The bottom line: Ultimo isn’t bad, just bland, a so-so shonen tale that never makes full use of either creator’s true talents.
Review copy provided by VIZ Media, LLC. Volume one of Ultimo will be available February 2, 2010.
ULTIMO, VOL. 1 • ORIGINAL CONCEPT BY STAN LEE, STORY AND ART BY HIROYUKI TAKEI • VIZ • 216 pp. • RATING: TEEN (13+)
Jade says
February 2, 2010 at 7:35 pmUltimo doesn’t seem to me so much an entertaining story as it is ‘Manga!’ In the context of the book, it seems assumed that random violence, transforming robot boys, big-eyed girls and gratuitous flashbacks are either what all manga are about or the only thing westerners appreciate about manga. The simple cover says it all; zero attempt to justify or sell the series, just a random bit of shonen flash.
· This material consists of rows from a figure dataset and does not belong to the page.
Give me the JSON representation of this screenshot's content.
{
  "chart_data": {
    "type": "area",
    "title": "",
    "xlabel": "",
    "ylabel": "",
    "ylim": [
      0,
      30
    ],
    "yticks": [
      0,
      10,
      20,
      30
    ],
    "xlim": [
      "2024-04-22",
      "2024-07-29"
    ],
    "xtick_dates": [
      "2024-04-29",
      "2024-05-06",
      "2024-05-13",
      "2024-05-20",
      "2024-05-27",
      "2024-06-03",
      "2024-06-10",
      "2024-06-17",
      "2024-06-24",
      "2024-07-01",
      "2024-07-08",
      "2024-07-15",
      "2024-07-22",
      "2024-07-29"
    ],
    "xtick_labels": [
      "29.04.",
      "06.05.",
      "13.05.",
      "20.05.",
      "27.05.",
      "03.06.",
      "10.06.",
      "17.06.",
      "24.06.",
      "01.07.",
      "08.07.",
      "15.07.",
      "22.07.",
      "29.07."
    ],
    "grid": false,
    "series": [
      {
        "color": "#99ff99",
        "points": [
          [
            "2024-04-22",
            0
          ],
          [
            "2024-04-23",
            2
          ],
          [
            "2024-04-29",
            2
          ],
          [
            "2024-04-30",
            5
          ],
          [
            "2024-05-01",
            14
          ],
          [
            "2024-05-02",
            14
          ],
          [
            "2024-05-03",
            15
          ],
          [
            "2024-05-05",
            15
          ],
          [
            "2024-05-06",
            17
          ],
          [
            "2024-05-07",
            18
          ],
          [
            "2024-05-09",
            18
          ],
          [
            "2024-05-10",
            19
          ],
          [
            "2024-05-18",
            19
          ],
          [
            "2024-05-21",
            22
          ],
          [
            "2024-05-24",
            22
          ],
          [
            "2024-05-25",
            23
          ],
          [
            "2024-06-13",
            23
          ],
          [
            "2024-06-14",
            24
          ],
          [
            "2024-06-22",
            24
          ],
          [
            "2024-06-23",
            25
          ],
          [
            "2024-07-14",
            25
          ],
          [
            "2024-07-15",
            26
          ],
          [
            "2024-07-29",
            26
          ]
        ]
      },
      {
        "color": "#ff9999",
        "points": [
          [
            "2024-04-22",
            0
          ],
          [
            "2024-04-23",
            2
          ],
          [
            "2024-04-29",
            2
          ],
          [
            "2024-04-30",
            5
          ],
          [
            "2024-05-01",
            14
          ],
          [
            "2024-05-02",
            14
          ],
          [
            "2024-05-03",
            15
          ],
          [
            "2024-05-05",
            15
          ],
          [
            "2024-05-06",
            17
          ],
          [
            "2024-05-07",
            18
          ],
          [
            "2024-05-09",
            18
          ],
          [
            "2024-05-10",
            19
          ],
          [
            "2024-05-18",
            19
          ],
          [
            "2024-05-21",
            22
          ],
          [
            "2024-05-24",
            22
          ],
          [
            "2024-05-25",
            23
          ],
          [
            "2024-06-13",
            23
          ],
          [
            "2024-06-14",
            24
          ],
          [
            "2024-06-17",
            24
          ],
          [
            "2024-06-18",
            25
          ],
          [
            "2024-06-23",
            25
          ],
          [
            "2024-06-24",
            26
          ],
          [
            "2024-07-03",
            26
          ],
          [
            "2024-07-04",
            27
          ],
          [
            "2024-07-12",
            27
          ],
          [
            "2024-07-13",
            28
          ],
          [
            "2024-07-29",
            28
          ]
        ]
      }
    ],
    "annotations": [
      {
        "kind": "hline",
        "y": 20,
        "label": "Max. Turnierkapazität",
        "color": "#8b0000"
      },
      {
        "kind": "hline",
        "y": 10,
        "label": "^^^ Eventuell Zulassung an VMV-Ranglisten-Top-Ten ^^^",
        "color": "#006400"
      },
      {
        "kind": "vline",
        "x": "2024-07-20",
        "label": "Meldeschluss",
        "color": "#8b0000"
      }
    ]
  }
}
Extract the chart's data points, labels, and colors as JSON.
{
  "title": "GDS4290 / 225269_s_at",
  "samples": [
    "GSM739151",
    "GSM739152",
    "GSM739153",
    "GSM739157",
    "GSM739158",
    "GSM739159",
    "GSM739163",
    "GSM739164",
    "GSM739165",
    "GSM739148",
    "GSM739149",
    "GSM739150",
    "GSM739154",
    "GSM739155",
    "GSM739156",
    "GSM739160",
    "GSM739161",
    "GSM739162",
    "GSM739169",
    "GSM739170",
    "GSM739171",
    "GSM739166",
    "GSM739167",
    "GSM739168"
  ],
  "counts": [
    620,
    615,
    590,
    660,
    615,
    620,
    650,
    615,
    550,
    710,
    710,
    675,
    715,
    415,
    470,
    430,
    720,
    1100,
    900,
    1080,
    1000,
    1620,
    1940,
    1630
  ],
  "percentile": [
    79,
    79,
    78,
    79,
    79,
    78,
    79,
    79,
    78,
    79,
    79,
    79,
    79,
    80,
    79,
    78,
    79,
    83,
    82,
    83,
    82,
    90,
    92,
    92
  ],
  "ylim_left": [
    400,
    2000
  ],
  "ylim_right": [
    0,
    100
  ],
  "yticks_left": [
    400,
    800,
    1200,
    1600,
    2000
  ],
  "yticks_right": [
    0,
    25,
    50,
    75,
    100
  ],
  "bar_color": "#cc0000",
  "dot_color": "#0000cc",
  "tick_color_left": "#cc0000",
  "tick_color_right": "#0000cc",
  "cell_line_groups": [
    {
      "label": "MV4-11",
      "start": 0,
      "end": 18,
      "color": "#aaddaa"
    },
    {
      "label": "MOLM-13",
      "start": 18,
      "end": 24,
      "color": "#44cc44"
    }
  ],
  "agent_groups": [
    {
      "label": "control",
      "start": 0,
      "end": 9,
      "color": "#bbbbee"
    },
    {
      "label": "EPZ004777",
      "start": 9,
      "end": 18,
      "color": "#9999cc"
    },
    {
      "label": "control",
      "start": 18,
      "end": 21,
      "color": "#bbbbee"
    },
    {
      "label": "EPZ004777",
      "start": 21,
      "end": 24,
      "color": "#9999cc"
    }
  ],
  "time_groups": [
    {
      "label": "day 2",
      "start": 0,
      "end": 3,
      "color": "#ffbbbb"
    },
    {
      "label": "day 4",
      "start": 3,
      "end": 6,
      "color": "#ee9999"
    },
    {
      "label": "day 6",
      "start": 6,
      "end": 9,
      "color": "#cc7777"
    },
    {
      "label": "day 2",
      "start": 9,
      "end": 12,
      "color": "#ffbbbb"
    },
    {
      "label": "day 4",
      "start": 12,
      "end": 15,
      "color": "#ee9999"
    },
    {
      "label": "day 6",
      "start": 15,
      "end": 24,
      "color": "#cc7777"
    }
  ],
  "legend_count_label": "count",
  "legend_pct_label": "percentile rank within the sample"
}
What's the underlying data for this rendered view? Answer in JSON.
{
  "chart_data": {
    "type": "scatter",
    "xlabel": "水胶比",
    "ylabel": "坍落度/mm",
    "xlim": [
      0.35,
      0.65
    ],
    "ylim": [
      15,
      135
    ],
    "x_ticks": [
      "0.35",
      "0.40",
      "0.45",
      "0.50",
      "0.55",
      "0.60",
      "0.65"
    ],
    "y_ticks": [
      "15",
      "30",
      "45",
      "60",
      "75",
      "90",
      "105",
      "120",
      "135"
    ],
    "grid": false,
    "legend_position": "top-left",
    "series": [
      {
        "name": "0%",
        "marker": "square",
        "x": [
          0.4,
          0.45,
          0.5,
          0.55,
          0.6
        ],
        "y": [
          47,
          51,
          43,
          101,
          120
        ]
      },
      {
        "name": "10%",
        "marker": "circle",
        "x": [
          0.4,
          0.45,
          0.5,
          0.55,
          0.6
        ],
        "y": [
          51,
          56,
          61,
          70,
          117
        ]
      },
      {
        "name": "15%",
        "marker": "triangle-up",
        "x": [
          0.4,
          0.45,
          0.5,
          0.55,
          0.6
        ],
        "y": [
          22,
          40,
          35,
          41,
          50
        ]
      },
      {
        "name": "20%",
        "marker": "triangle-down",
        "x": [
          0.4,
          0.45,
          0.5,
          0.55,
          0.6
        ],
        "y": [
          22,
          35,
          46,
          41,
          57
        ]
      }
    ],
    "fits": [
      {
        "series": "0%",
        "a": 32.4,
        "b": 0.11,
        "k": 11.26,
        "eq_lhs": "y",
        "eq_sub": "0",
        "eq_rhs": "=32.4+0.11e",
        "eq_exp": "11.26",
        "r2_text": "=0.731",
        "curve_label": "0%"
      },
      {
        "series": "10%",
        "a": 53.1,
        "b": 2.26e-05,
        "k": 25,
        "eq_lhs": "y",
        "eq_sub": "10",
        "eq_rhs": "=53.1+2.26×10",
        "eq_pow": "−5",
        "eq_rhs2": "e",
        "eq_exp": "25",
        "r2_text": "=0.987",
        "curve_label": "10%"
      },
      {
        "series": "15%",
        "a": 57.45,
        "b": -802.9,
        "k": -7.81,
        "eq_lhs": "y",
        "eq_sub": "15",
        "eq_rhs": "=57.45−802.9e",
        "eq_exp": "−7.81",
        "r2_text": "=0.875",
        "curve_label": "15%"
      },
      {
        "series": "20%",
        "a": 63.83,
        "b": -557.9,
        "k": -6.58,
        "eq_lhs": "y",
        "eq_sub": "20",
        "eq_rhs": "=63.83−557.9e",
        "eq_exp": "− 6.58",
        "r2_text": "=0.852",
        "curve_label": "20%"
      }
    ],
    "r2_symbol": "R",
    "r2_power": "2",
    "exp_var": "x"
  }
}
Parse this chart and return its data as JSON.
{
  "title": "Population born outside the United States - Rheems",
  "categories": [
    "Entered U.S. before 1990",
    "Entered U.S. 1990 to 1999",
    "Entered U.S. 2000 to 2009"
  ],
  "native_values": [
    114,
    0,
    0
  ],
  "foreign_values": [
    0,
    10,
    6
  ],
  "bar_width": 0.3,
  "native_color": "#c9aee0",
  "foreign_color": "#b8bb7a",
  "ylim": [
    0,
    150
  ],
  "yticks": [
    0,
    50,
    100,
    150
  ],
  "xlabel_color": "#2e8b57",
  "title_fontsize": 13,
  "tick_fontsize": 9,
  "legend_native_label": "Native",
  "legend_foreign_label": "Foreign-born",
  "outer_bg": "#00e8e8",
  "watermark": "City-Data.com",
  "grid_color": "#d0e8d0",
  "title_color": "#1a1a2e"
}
I hope books like this don’t turn off serious collaborations in the future.
Katherine Dacey says
February 2, 2010 at 9:20 pmI agree — Ultimo really lacked much personality. I can’t say I’m all that surprised, though, as Stan Lee has lent his name to some flat-out awful projects in the last few years: remember Striperella, his crime-fighting, clothes-shedding heroine? It’s a shame, because the pairing could have been dynamite, given the affinities between shonen manga and Lee’s early work at Marvel.
Martin Gray says
February 24, 2010 at 6:41 amWonderful review, I put off reading it until I’d had a crack myself. It’s great to hear just how the various elements of Ultimo fit into the bigger manga picture.
I am, of course, an 11-year-old!
Katherine Dacey says
February 24, 2010 at 9:48 amThanks, Martin! I think your review did a better job of capturing the book’s spirit — I don’t know how you pull off the trick of writing in that Stan Lee voice while actually critiquing the book at the same time, but it’s one I’d love to learn.